À Caracas, il y a le mec de la douane qui tripote et renifle les passeports avec insistance. Une tête de mort sur pattes. Lui et toute sa petite famille derrière les guichets sont des vrais coussins péteurs percés.

Plus loin, les tapis roulants dégueulent les bagages. Au milieu de ce hall, un gros poteau carré en ciment. Sur lequel un panneau accueille les voyageurs.

Patría socialismo o muerte

Chargés comme des mules péruviennes, les voyageurs passent les portes automatiques en verre pour accéder au hall des arrivées. Et là, c’est aussi une chouette ballade. Des dizaines de muchachos déambulent.

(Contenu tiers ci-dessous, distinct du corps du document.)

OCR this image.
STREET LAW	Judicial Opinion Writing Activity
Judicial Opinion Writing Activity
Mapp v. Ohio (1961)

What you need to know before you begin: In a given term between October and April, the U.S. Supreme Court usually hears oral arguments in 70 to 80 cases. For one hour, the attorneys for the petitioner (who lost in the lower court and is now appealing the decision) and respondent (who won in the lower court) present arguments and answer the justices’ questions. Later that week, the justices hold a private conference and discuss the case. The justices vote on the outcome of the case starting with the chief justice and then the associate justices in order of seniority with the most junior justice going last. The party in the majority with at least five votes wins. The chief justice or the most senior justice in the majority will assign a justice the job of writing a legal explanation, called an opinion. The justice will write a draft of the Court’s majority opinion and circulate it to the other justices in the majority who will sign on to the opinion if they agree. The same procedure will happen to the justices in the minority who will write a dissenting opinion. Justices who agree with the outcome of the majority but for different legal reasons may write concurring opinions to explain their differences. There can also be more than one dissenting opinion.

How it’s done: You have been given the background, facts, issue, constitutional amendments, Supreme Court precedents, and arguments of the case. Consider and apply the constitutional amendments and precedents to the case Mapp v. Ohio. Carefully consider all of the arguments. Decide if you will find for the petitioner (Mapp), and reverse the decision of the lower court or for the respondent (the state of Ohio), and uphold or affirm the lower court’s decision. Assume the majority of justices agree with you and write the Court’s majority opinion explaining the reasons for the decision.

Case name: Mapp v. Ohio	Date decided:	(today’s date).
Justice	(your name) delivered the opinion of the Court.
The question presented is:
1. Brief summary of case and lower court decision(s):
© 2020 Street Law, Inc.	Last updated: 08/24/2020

Équipés de détecteurs de voyageurs. Pas bien compliqué dans un aéroport. En passant à quelques mètres d’eux, leur sirène se déclenche.

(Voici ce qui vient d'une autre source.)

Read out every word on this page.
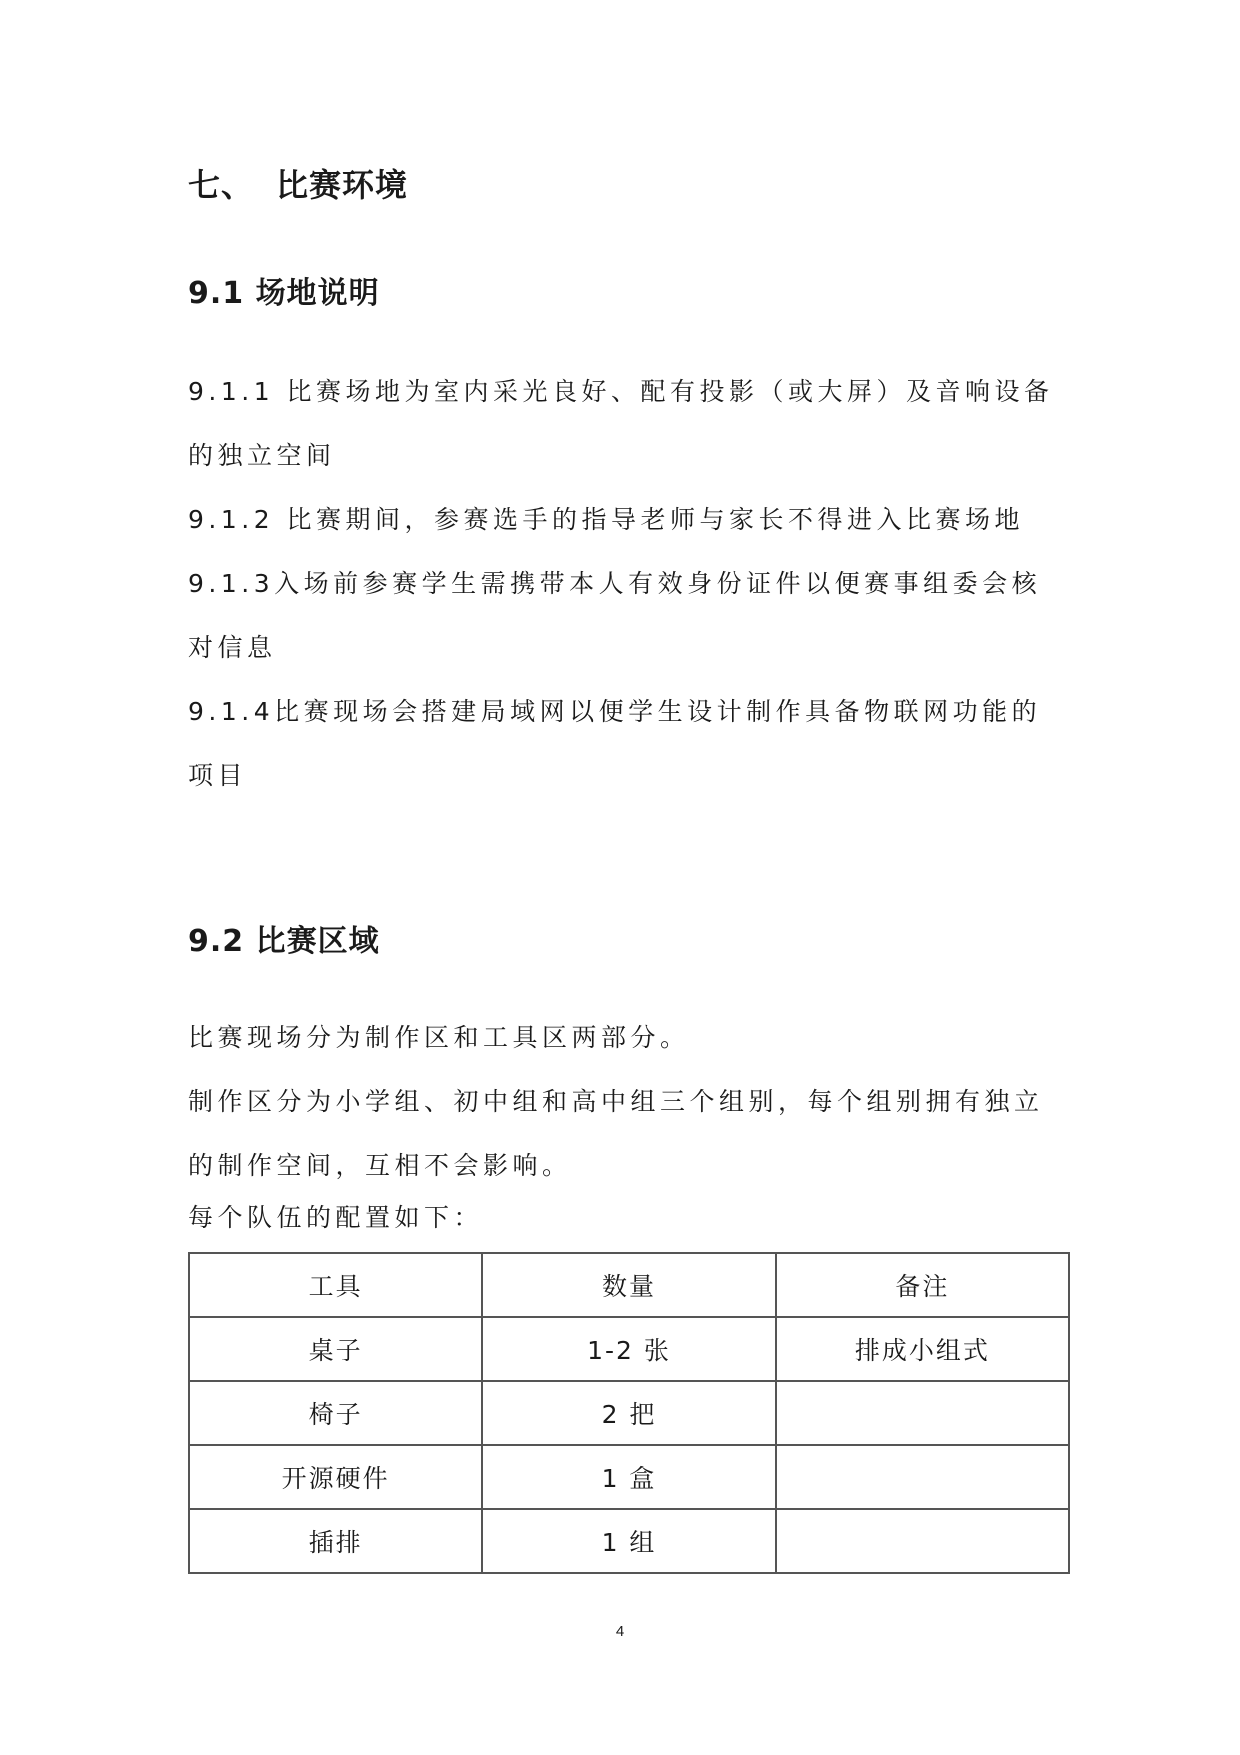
七、 比赛环境
9.1 场地说明

9.1.1 比赛场地为室内采光良好、配有投影（或大屏）及音响设备的独立空间

9.1.2 比赛期间，参赛选手的指导老师与家长不得进入比赛场地

9.1.3入场前参赛学生需携带本人有效身份证件以便赛事组委会核对信息

9.1.4比赛现场会搭建局域网以便学生设计制作具备物联网功能的项目

9.2 比赛区域

比赛现场分为制作区和工具区两部分。

制作区分为小学组、初中组和高中组三个组别，每个组别拥有独立的制作空间，互相不会影响。

每个队伍的配置如下：

工具	数量	备注
桌子	1-2 张	排成小组式
椅子	2 把	
开源硬件	1 盒	
插排	1 组	

4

Cambio. Buen Cambio. Dólares, Euros. Buen cambio.

Une brochette de rabateurs trainent, espérant pêcher du touriste en mal de devises locales - impossible à obtenir en dehors du pays. Et proposent à qui veut d’obtenir des bolivares - ladite monnaie. Et à un meilleur taux de change que celui - fixe - imposé par le gouvernement - Patría socialismo o muerte. D’où ce marché parallèle très développé, totalement illégal, source d’arnaques par paquets de mille.

JOU-JOU

POIRPOM

Coups de marqueurs sur une feuille de papier blanc coincée sur un bouton de chemise et posée sur sa bedaine XXL. Le chauffeur que Jou-Jou nous a dégotés pour filer à l’hôtel en arrivant. Bonne gueule, un bon mètre quatre-vingt quinze, le mec est du genre à ouvrir le chemin sans sourciller.

Cambio? Síííí, conozco a un chàmo que lo hace a un buen precio…

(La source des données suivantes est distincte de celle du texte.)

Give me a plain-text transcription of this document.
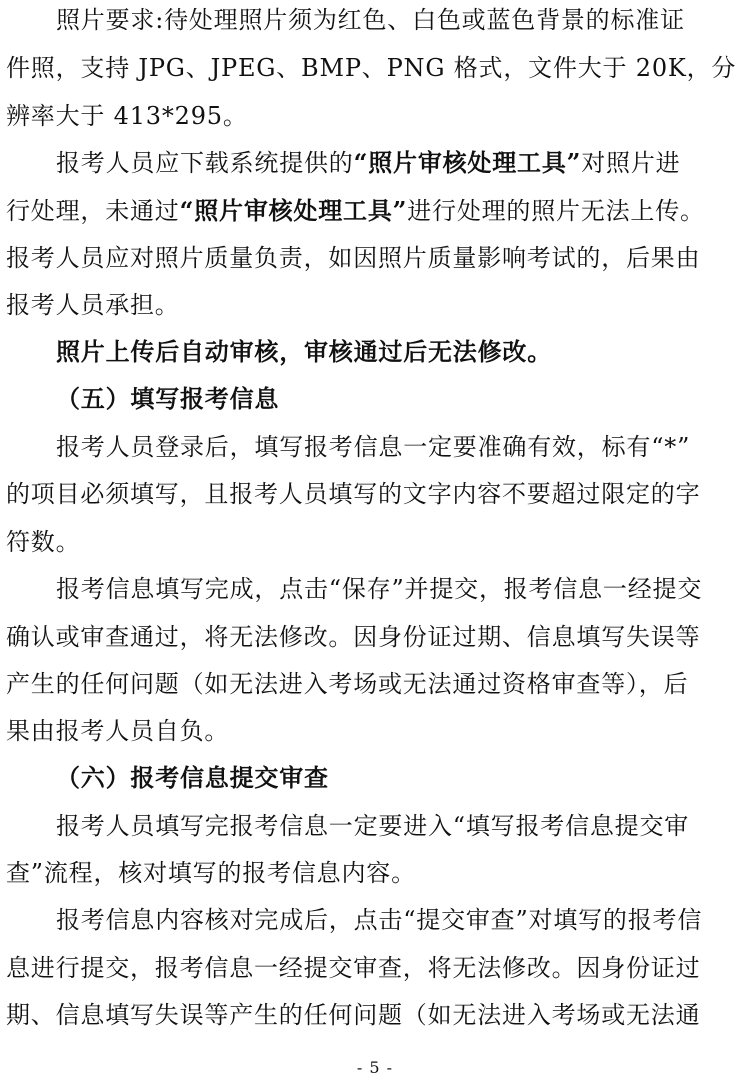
照片要求:待处理照片须为红色、白色或蓝色背景的标准证
件照，支持 JPG、JPEG、BMP、PNG 格式，文件大于 20K，分
辨率大于 413*295。
报考人员应下载系统提供的“照片审核处理工具”对照片进
行处理，未通过“照片审核处理工具”进行处理的照片无法上传。
报考人员应对照片质量负责，如因照片质量影响考试的，后果由
报考人员承担。
照片上传后自动审核，审核通过后无法修改。
（五）填写报考信息
报考人员登录后，填写报考信息一定要准确有效，标有“*”
的项目必须填写，且报考人员填写的文字内容不要超过限定的字
符数。
报考信息填写完成，点击“保存”并提交，报考信息一经提交
确认或审查通过，将无法修改。因身份证过期、信息填写失误等
产生的任何问题（如无法进入考场或无法通过资格审查等），后
果由报考人员自负。
（六）报考信息提交审查
报考人员填写完报考信息一定要进入“填写报考信息提交审
查”流程，核对填写的报考信息内容。
报考信息内容核对完成后，点击“提交审查”对填写的报考信
息进行提交，报考信息一经提交审查，将无法修改。因身份证过
期、信息填写失误等产生的任何问题（如无法进入考场或无法通
- 5 -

Et le lascar qui va se charger du change est l’un des gars de la sécu du hall des arrivées. Il sort une liasse de biftons de sa poche, compte rapidement, distribue, récupère les euros, remercie et reprend sa vie. Là, dans le hall.

Taux officiel: moins de 6 euros pour un bolivar. Taux pratiqué par le vigile: 10,5 pour 1.

Direction l’extérieur. Via d’autres portes automatiques en verre. Qui s’ouvrent sur un air asphyxiant. Étouffant. Chargé d’humidité. Non conditionné. Et déjà peint en noir.

Il est dix-neuf heures. La petite laine et le vieux cuir, reliquats du pèle-cul parisien, deviennent des ennemis face à la trentaine de degrés ambiants. Quelques minutes plus tard, calé dans le 4x4 sombre, vitres teintées, portières verrouillées, il faut se peler comme un oignon pour atteindre le t-shirt, seul vêtement compatible avec le climat.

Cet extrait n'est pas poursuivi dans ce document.